Amputada de um membro quintessencial, a praça já era outra. Ou então era eu que há meses não a visitava e, desaclimatado, estranhava nela alguma novidade. Saudoso, refiz o antigo trajeto da escolinha de minhas filhas e, no caminho, nada aconteceu. Nenhuma epifania, nenhum convite à fabulação. Havia gente nova sob as marquises, à porta dos comércios, dos bares, da sauna. Pichos recentes na sinagoga, tinta fresca em certas fachadas. Mas nada de realmente novo sob o sol. Na verdade, nem sol havia, e também isso, vocês sabem, é notícia ordinária.

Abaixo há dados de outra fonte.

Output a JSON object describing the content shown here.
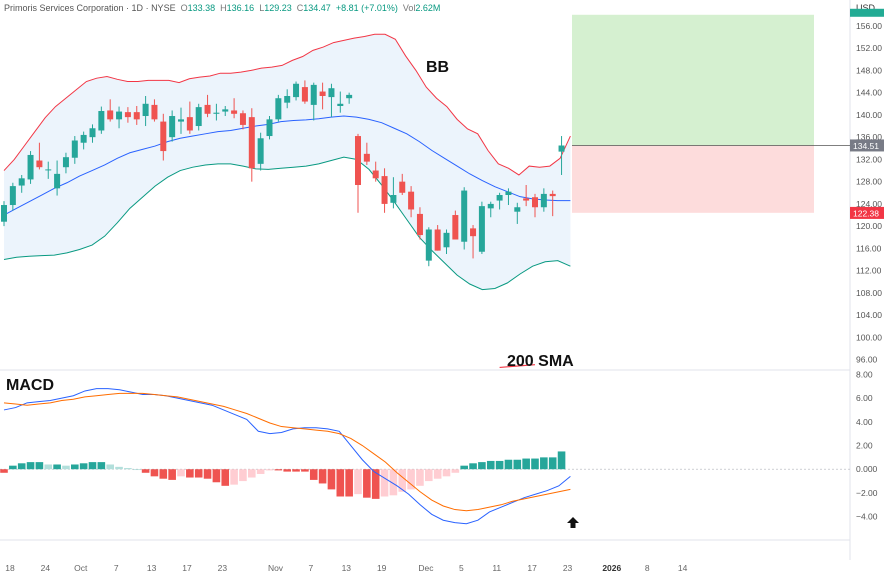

Era um modelo de três lugares, antigo e sem graça, mas que um dia alguém julgou bonito e confortável

De repente, na esquina da Ermelino, vi um sofá ao relento. Feito um animal abatido, desovado às pressas. Sua cor, um mistério. Poderia ter sido rosa, ou marrom. Agora era bege, tijolo, ocre. Vinho desbotando. Não arrisco calcular quantas vezes teria pernoitado naquele cruzamento, à mercê do povo, promovido a esponja de urina, cama de campanha, ninho de amores e ratazanas. Ao passar por ele, apenas parei, tentando conceber com que intenções resolveram largá-lo ali, junto àquela parede cega, de janelas vedadas.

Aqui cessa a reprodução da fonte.